The proviso in question does not satisfy these requirements. The proviso discriminates against the dependent spouse who contracts marriage to the pensioner within three years before the pensioner qualified for the pension. Under the proviso, even if the dependent spouse married the pensioner more than three years before the pensioners death, the dependent spouse would still not receive survivorship pension if the marriage took place within three years before the pensioner qualified for pension. The object of the prohibition is vague. There is no reasonable connection between the means employed and the purpose intended. The law itself does not provide any reason or purpose for such a prohibition. If the purpose of the proviso is to prevent deathbed marriages, then we do not see why the proviso reckons the three-year prohibition from the date the pensioner qualified for pension and not from the date the pensioner died. The classification does not rest on substantial distinctions. Worse, the classification lumps all those marriages contracted within three years before the pensioner qualified for pension as having been contracted primarily for financial convenience to avail of pension benefits.

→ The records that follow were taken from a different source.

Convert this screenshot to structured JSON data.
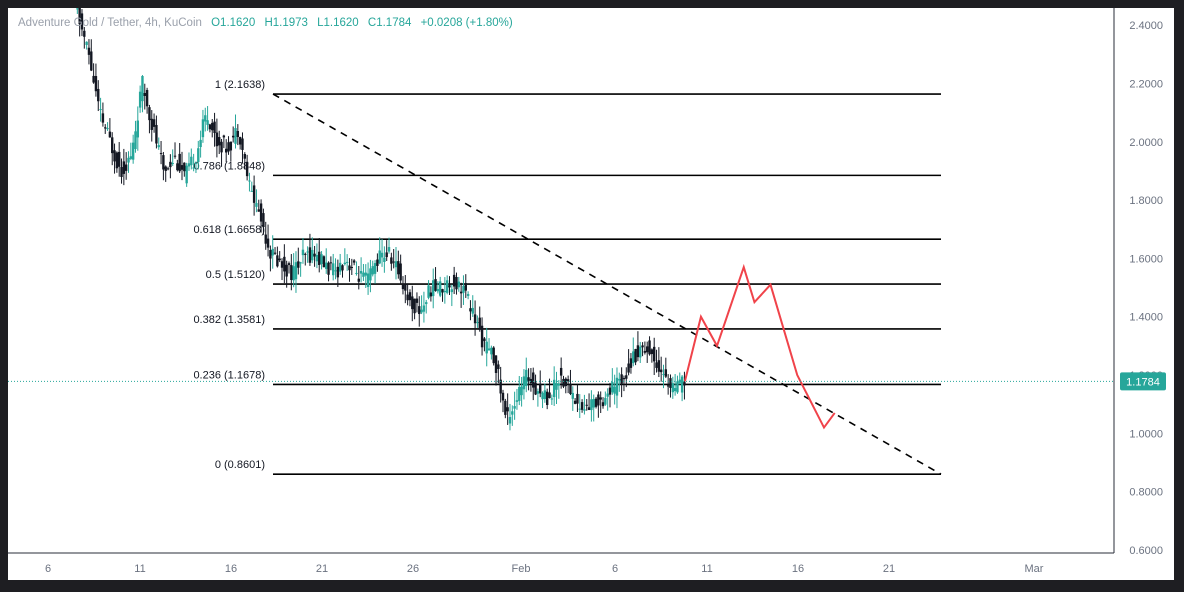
{
  "header": {
    "symbol": "Adventure Gold / Tether, 4h, KuCoin",
    "open": "O1.1620",
    "high": "H1.1973",
    "low": "L1.1620",
    "close": "C1.1784",
    "change": "+0.0208 (+1.80%)"
  },
  "colors": {
    "up": "#26a69a",
    "down": "#131722",
    "projection": "#f0434a",
    "fib_line": "#000000",
    "price_tag": "#26a69a"
  },
  "chart_data": {
    "type": "candlestick",
    "title": "Adventure Gold / Tether, 4h, KuCoin",
    "timeframe": "4h",
    "y_axis": {
      "position": "right",
      "range": [
        0.6,
        2.5
      ],
      "ticks": [
        "2.4000",
        "2.2000",
        "2.0000",
        "1.8000",
        "1.6000",
        "1.4000",
        "1.2000",
        "1.0000",
        "0.8000",
        "0.6000"
      ]
    },
    "x_axis": {
      "ticks": [
        "6",
        "11",
        "16",
        "21",
        "26",
        "Feb",
        "6",
        "11",
        "16",
        "21",
        "Mar"
      ]
    },
    "last_price": "1.1784",
    "fib_levels": [
      {
        "label": "1 (2.1638)",
        "value": 2.1638
      },
      {
        "label": "0.786 (1.8848)",
        "value": 1.8848
      },
      {
        "label": "0.618 (1.6658)",
        "value": 1.6658
      },
      {
        "label": "0.5 (1.5120)",
        "value": 1.512
      },
      {
        "label": "0.382 (1.3581)",
        "value": 1.3581
      },
      {
        "label": "0.236 (1.1678)",
        "value": 1.1678
      },
      {
        "label": "0 (0.8601)",
        "value": 0.8601
      }
    ],
    "trendline": {
      "style": "dashed",
      "from_value": 2.1638,
      "to_value": 0.8601
    },
    "price_path": [
      [
        0,
        2.5
      ],
      [
        3,
        2.3
      ],
      [
        5,
        2.1
      ],
      [
        7,
        2.0
      ],
      [
        9,
        1.9
      ],
      [
        11,
        1.95
      ],
      [
        13,
        2.2
      ],
      [
        15,
        2.05
      ],
      [
        17,
        1.9
      ],
      [
        19,
        1.95
      ],
      [
        21,
        1.88
      ],
      [
        23,
        1.95
      ],
      [
        25,
        2.1
      ],
      [
        27,
        2.0
      ],
      [
        29,
        1.98
      ],
      [
        31,
        2.05
      ],
      [
        33,
        1.85
      ],
      [
        35,
        1.75
      ],
      [
        37,
        1.62
      ],
      [
        39,
        1.58
      ],
      [
        41,
        1.55
      ],
      [
        43,
        1.6
      ],
      [
        45,
        1.62
      ],
      [
        47,
        1.58
      ],
      [
        49,
        1.55
      ],
      [
        51,
        1.6
      ],
      [
        53,
        1.55
      ],
      [
        55,
        1.52
      ],
      [
        57,
        1.6
      ],
      [
        59,
        1.62
      ],
      [
        61,
        1.55
      ],
      [
        63,
        1.45
      ],
      [
        65,
        1.42
      ],
      [
        67,
        1.5
      ],
      [
        69,
        1.5
      ],
      [
        71,
        1.52
      ],
      [
        73,
        1.5
      ],
      [
        75,
        1.4
      ],
      [
        77,
        1.3
      ],
      [
        79,
        1.25
      ],
      [
        81,
        1.05
      ],
      [
        83,
        1.12
      ],
      [
        85,
        1.2
      ],
      [
        87,
        1.15
      ],
      [
        89,
        1.12
      ],
      [
        91,
        1.2
      ],
      [
        93,
        1.15
      ],
      [
        95,
        1.08
      ],
      [
        97,
        1.1
      ],
      [
        99,
        1.12
      ],
      [
        101,
        1.15
      ],
      [
        103,
        1.2
      ],
      [
        105,
        1.27
      ],
      [
        107,
        1.3
      ],
      [
        109,
        1.25
      ],
      [
        111,
        1.18
      ],
      [
        113,
        1.15
      ],
      [
        114,
        1.1784
      ]
    ],
    "projection": [
      [
        114,
        1.1784
      ],
      [
        117,
        1.4
      ],
      [
        120,
        1.3
      ],
      [
        125,
        1.57
      ],
      [
        127,
        1.45
      ],
      [
        130,
        1.51
      ],
      [
        135,
        1.2
      ],
      [
        140,
        1.02
      ],
      [
        142,
        1.07
      ]
    ]
  }
}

Indeed, the classification is discriminatory and arbitrary. This is probably the reason Congress deleted the proviso in Republic Act No. 8291 (RA 8291), otherwise known as the Government Service Insurance Act of 1997, the law revising the old charter of GSIS (PD 1146). Under the implementing rules of RA 8291, the surviving spouse who married the member immediately before the members death is still qualified to receive survivorship pension unless the GSIS proves that the surviving spouse contracted the marriage solely to receive the benefit.

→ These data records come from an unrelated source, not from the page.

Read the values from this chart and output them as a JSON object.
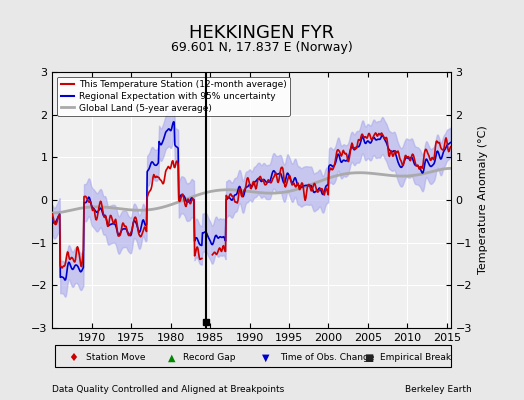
{
  "title": "HEKKINGEN FYR",
  "subtitle": "69.601 N, 17.837 E (Norway)",
  "ylabel": "Temperature Anomaly (°C)",
  "xlabel_left": "Data Quality Controlled and Aligned at Breakpoints",
  "xlabel_right": "Berkeley Earth",
  "ylim": [
    -3,
    3
  ],
  "xlim": [
    1965,
    2015.5
  ],
  "yticks": [
    -3,
    -2,
    -1,
    0,
    1,
    2,
    3
  ],
  "xticks": [
    1970,
    1975,
    1980,
    1985,
    1990,
    1995,
    2000,
    2005,
    2010,
    2015
  ],
  "bg_color": "#e8e8e8",
  "plot_bg_color": "#f0f0f0",
  "station_color": "#cc0000",
  "regional_color": "#0000cc",
  "regional_fill_color": "#aaaaee",
  "global_color": "#aaaaaa",
  "empirical_break_year": 1984.5,
  "legend_items": [
    {
      "label": "This Temperature Station (12-month average)",
      "color": "#cc0000",
      "lw": 1.5
    },
    {
      "label": "Regional Expectation with 95% uncertainty",
      "color": "#0000cc",
      "lw": 1.5
    },
    {
      "label": "Global Land (5-year average)",
      "color": "#aaaaaa",
      "lw": 2.0
    }
  ],
  "bottom_legend": [
    {
      "label": "Station Move",
      "marker": "D",
      "color": "#cc0000"
    },
    {
      "label": "Record Gap",
      "marker": "^",
      "color": "#008800"
    },
    {
      "label": "Time of Obs. Change",
      "marker": "v",
      "color": "#0000cc"
    },
    {
      "label": "Empirical Break",
      "marker": "s",
      "color": "#222222"
    }
  ]
}
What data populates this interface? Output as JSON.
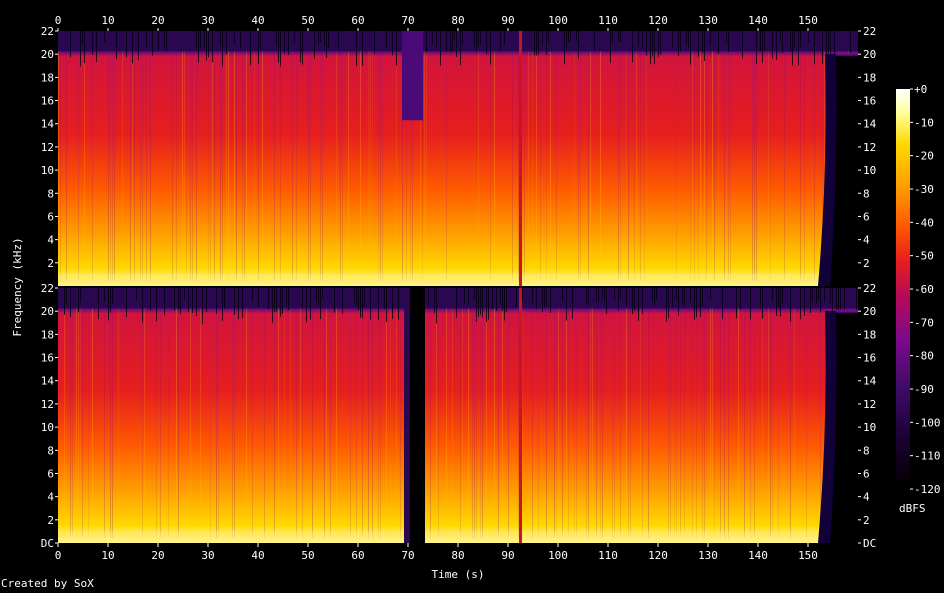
{
  "chart_data": {
    "type": "heatmap",
    "subtype": "spectrogram",
    "title": "",
    "xlabel": "Time (s)",
    "ylabel": "Frequency (kHz)",
    "xlim": [
      0,
      160
    ],
    "x_ticks": [
      "0",
      "10",
      "20",
      "30",
      "40",
      "50",
      "60",
      "70",
      "80",
      "90",
      "100",
      "110",
      "120",
      "130",
      "140",
      "150"
    ],
    "ylim_khz": [
      0,
      22
    ],
    "y_ticks_top": [
      "2",
      "4",
      "6",
      "8",
      "10",
      "12",
      "14",
      "16",
      "18",
      "20",
      "22"
    ],
    "y_ticks_bottom": [
      "DC",
      "2",
      "4",
      "6",
      "8",
      "10",
      "12",
      "14",
      "16",
      "18",
      "20",
      "22"
    ],
    "channels": 2,
    "colorbar": {
      "label": "dBFS",
      "range": [
        -120,
        0
      ],
      "ticks": [
        "+0",
        "-10",
        "-20",
        "-30",
        "-40",
        "-50",
        "-60",
        "-70",
        "-80",
        "-90",
        "-100",
        "-110",
        "-120"
      ]
    },
    "notable_features": [
      {
        "time_s": [
          70,
          73
        ],
        "description": "low energy gap"
      },
      {
        "time_s": [
          92,
          93
        ],
        "description": "vertical line"
      },
      {
        "time_s": [
          154,
          160
        ],
        "description": "fade out to silence"
      }
    ],
    "grid": false,
    "legend": "colorbar-right"
  },
  "credit": "Created by SoX",
  "colors": {
    "background": "#000000",
    "text": "#ffffff",
    "colormap": [
      "#000000",
      "#1a0030",
      "#3c0b66",
      "#7a0a8a",
      "#b40a5a",
      "#e61e1e",
      "#ff5a00",
      "#ffa000",
      "#ffd800",
      "#ffff99",
      "#ffffff"
    ]
  }
}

Thus, the present GSIS law does not presume that marriages contracted within three years before retirement or death of a member are sham marriages contracted to avail of survivorship benefits. The present GSIS law does not automatically forfeit the survivorship pension of the surviving spouse who contracted marriage to a GSIS member within three years before the members retirement or death. The law acknowledges that whether the surviving spouse contracted the marriage mainly to receive survivorship benefits is a matter of evidence. The law no longer prescribes a sweeping classification that unduly prejudices the legitimate surviving spouse and defeats the purpose for which Congress enacted the social legislation.
Wherefore, the proviso in Section 18 of Presidential Decree No. 1146 is void for being violative of the constitutional guarantees of due process and equal protection of the law.